What do you think about euthanasia? For broken legged horses? Old, sick dogs and cats? Wounded birds?
What about people? I’ve been thinking about this for months as I’ve been researching my new short story, “To Be, Or Not.”
The moral dilemma of how to help people who are dying is a very old one. We have recorded stories about euthanasia dating back to Greek times. Take for example, Hercules, the half-son of god, Zeus and the beautiful mortal, Alcmen.
I share the Hercules story below. How do you feel about Hercules? What do you think of his son? Did his son do the right thing?
Zeus gave Hercules superhuman strength to be able to conquer challenges.

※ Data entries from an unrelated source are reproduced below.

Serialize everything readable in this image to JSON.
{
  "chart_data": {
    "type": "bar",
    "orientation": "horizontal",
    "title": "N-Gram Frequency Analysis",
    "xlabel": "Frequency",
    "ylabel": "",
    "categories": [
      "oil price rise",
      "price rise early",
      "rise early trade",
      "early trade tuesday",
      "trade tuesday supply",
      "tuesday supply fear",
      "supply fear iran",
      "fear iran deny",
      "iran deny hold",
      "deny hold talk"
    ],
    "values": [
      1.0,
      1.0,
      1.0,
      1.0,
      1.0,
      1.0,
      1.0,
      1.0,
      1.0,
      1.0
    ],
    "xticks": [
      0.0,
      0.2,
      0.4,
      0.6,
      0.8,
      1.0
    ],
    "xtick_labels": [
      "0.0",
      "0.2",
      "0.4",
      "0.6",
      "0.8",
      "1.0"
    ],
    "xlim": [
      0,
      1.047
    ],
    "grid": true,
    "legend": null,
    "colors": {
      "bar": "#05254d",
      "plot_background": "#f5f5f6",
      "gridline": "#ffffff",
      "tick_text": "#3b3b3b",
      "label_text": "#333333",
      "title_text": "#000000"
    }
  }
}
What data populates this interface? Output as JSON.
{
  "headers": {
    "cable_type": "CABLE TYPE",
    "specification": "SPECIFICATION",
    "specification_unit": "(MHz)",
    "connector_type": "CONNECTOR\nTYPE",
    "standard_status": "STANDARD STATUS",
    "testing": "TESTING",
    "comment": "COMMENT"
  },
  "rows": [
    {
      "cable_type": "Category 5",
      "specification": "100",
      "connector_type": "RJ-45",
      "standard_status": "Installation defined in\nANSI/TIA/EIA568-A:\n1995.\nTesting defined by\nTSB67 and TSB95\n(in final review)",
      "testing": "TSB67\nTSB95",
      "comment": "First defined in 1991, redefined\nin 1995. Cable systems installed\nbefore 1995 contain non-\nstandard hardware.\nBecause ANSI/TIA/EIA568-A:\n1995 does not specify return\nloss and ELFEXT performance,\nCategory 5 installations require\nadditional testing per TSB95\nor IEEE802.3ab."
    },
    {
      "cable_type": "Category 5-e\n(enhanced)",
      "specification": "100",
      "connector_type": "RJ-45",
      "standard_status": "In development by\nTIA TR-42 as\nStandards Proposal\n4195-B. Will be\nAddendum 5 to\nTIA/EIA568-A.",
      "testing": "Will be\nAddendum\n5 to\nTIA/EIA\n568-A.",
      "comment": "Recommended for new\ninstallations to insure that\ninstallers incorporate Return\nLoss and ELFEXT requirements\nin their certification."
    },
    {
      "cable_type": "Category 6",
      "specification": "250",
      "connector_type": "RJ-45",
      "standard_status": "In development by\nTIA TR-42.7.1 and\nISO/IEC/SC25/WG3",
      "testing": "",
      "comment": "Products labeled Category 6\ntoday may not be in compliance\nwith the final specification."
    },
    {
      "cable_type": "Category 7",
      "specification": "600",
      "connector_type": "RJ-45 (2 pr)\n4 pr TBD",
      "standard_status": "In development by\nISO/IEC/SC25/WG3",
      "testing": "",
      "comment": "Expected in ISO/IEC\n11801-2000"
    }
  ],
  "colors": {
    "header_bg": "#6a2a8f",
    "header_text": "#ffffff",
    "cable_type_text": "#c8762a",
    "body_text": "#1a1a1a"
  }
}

That superpower also made Hercules a hard to manage child. Added to that, his stepmother, Hera, made him insane and gave him an enormous temper. His temper was the ruin of him when he slaughtered his family.
He was punished by having to endure superhuman feats, but Apollo promised Hercules if he completed 12 nearly impossible Labors, (like strangling a lion, traveling to hell and back, killing a multi-headed hydra monster) Zeus would make him a god and he would never go to Hades, the underworld.
The process of his death was horrific.
He was tricked into wrapping himself in a beautiful cloak pre-soaked with a powerful poison that burned the flesh. As Hercules flung the cloak around him, he shrieked in agony, and immediately threw off the cloak—taking off all his flesh and skinning him alive.
To his son, he demanded, “Help me die!”
“No, I will not be your murderer.”
“I ask you to be my healer, the only physician who can cure my suffering.
Hercules then ordered his funeral pyre built and threw himself into the raging flames to end his torture.
To burn alive was better than to prolong his suffering.
What do you think? When is it okay to help people end their suffering?